Он появился через несколько месяцев после исчезновения Гарри, когда Дора медленно тонула в осознании вины – не разглядела, не уберегла, не отдала ему всю любовь, которую имела. От бурных проявлений нежности к сыну Дору удерживали какие-то смутные представления о воспитании: «ребёнка нельзя баловать, – говорила мама, – мальчика нужно растить в строгости». В первые годы материнства Дора много носила ребёнка на руках, он часто болел и требовал утешения, да и без того ей нравилось его обнимать, чувствовать тяжесть и тепло. Потом Гарри вырос, и пришлось следить за собой, чтобы его не тискать: она судила по себе, её-то в детстве утомляли бурные проявления родительского внимания, и Дора постаралась сделать для сына лучшее, что могла – оставить его в покое. Но, как выяснилось, переусердствовала. Теперь её руки жгло от тоски по прикосновениям к его шёлковой макушке, а на груди снова разгорелась точка лазерного прицела – там где прежде покоилась его голова, когда он, маленький, сидел у неё на коленях. Дора прокляла всю свою выученную сдержанность, представления о границах и дистанции, с которой явно переборщила.

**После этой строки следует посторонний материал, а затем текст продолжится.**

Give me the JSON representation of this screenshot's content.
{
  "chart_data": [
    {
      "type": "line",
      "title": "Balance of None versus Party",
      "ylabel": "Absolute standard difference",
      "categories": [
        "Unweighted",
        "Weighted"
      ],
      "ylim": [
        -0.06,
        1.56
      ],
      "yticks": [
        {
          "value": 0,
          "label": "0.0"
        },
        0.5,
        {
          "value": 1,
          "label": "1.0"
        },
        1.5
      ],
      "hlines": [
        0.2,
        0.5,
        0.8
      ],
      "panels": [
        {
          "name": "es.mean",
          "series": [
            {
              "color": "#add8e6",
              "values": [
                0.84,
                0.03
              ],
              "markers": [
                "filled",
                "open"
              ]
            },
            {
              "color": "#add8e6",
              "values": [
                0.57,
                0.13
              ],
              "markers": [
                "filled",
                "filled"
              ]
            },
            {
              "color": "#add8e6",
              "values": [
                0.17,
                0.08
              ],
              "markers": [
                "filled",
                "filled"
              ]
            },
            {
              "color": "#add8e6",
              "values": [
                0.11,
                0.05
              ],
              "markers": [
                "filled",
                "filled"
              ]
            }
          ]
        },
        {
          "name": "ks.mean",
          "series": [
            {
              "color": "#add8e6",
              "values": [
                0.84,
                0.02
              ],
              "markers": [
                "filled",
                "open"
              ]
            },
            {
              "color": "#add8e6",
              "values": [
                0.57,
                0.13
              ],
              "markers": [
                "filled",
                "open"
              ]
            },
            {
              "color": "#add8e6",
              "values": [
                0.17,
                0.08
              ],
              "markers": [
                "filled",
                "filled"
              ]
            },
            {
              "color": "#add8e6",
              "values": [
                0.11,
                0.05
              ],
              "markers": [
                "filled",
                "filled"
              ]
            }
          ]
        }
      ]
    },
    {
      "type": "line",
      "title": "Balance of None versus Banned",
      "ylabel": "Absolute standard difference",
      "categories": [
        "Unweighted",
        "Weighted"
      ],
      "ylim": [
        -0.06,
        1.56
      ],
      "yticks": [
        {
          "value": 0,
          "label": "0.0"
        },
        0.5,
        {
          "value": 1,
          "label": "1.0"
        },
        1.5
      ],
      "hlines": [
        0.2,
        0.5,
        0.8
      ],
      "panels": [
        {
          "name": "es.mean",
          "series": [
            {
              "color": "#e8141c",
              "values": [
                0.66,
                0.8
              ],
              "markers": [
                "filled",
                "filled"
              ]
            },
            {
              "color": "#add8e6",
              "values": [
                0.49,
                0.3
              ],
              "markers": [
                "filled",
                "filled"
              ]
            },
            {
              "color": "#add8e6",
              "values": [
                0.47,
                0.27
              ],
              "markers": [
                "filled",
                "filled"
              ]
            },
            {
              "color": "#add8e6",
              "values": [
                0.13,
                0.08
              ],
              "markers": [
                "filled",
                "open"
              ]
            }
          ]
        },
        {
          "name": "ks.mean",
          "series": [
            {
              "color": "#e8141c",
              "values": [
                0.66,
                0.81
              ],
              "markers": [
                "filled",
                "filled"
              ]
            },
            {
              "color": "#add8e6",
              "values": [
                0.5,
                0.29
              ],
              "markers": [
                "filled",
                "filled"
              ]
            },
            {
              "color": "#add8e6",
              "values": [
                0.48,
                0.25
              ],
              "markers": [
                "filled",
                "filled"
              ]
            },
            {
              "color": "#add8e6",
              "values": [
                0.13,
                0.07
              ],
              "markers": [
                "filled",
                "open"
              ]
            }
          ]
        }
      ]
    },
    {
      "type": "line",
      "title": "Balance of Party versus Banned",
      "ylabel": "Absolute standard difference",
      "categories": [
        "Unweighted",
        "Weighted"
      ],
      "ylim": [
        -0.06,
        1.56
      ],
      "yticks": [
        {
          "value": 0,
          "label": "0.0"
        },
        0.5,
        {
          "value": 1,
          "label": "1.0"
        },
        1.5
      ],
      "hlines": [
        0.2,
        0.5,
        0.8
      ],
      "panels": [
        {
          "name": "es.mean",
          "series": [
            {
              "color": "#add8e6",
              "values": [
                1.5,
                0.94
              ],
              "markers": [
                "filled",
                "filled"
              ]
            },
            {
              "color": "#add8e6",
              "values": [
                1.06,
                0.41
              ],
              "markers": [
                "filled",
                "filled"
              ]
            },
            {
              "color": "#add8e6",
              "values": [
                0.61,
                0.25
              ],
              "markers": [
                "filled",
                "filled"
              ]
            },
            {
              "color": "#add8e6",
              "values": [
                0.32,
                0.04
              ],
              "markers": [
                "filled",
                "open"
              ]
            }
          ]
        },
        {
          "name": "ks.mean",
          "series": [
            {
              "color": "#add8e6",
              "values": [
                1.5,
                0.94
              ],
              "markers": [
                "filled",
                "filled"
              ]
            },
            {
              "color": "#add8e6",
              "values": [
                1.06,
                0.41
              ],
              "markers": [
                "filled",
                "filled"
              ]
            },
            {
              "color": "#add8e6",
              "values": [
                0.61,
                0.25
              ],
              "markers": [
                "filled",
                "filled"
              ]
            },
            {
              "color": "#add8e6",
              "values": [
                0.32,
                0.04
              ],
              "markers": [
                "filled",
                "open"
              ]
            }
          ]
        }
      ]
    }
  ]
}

Она боялась увлечься жалостью к себе и выпасть из жизни и по пятницам иногда ходила на вечеринки, стараясь не выглядеть там дохлой вороной в своих чёрных платьях и с бледной физиономией. На одной из них и случилась вся эта глупость, о которой пишут в романах: она вошла, он обернулся, и свет лампы упал на его профиль – будто из мрамора вырезали и тут же отпечатали в её сердце, прямо вместе с цепким прищуром юного бабника, блудливой ухмылкой и самокруткой в углу рта. Дора подошла поближе и остановилась перед ним, задрав голову, а он поглядел на неё сверху и дал затянуться, и потом они как-то очень быстро договорились, практически без слов, что сегодня уйдут вместе.
Дора тогда решила, что вот он – шанс измениться. Всю жизнь она удерживала сердце в узде, старалась не навязываться и не давить своими чувствами на людей – история с Бенисио научила, что от искренних порывов толку не бывает, а позора не оберёшься. А тут подумала – какого чёрта? Сама выбрала, прыгнула к нему в постель, наутро объяснилась в любви и потом при каждом удобном случае говорила, как он ей важен, дорог и «как ты красив, возлюбленный мой, как прекрасен». В ней даже зашевелилась надежда на вторую попытку – вдруг получится ещё раз забеременеть, от него будут красивые дети.
Он же любил её слушать, с удовольствием с нею спал, но напор этой малознакомой женщины озадачивал. Замуж не просится, ничего не требует, желает любви – но где же её взять с порога? Хотя он с наслаждением купался в её чувствах, раскрывался навстречу, на глазах утрачивая налёт нарочитого цинизма, который часто образовывается у юношей годам к тридцати, расцветал, расслаблялся – и однажды без памяти влюбился. Правда, не в неё, а в какую-то более молодую девушку, за которой пришлось немного поухаживать, самую малость, прежде чем они съехались и стали жить вместе.
Столько лет прошло, а Дора помнила каждое мгновение их последней встречи: долгий нежный секс, в котором ей почудился привкус печали, и она тут же спросила. И его нехитрый ответ: «Я девушку полюбил». Она могла поручиться, что её память хранит даже геометрический узор на застиранных простынях и рисунок из мелких чёрно-синих пятен на подушке. Формой они напоминали фасолины и были разбросаны так хаотично, что казалось их сочетание нигде не повторяется. Но на штампованной фабричной ткани повтор неизбежен, и Доре в тот момент стало чрезвычайно важно найти систему, будто разберись она в этом сейчас – всё ещё получится исправить.
Но он говорил и говорил, какая нежная, чистая и строгая девушка ему встретилась, как он сразу всё понял и как благодарен Доре за её любовь – теперь, кода он узнал, как это бывает. Говорил и говорил, и Доре ничего не осталось, как начать одеваться, но, натягивая платье, она поглядывала на наволочку и под конец всё же увидела, что расположение фасолин повторяется через каждые три дюйма.
Но это ничего не изменило, она попрощалась, не поцеловав его напоследок, а он как-то по-мальчишески растерянно оглядел комнату и схватил со стола небольшую турбо-зажигалку:
– Вот, тебе на память.
Она даже не нашлась что ответить, так и ушла, сжимая зелёный пистолетик. Плакала всю следующую неделю, не останавливаясь, днём и ночью, засыпая и просыпаясь в слезах, даже пришлось взять небольшой отпуск, а потом перестала. От этой истории у неё осталось знание, что непотраченную любовь нельзя передать другому человеку, для каждого нужно выращивать свою. И такая вот штука полезная, теперь в дороге пригодится.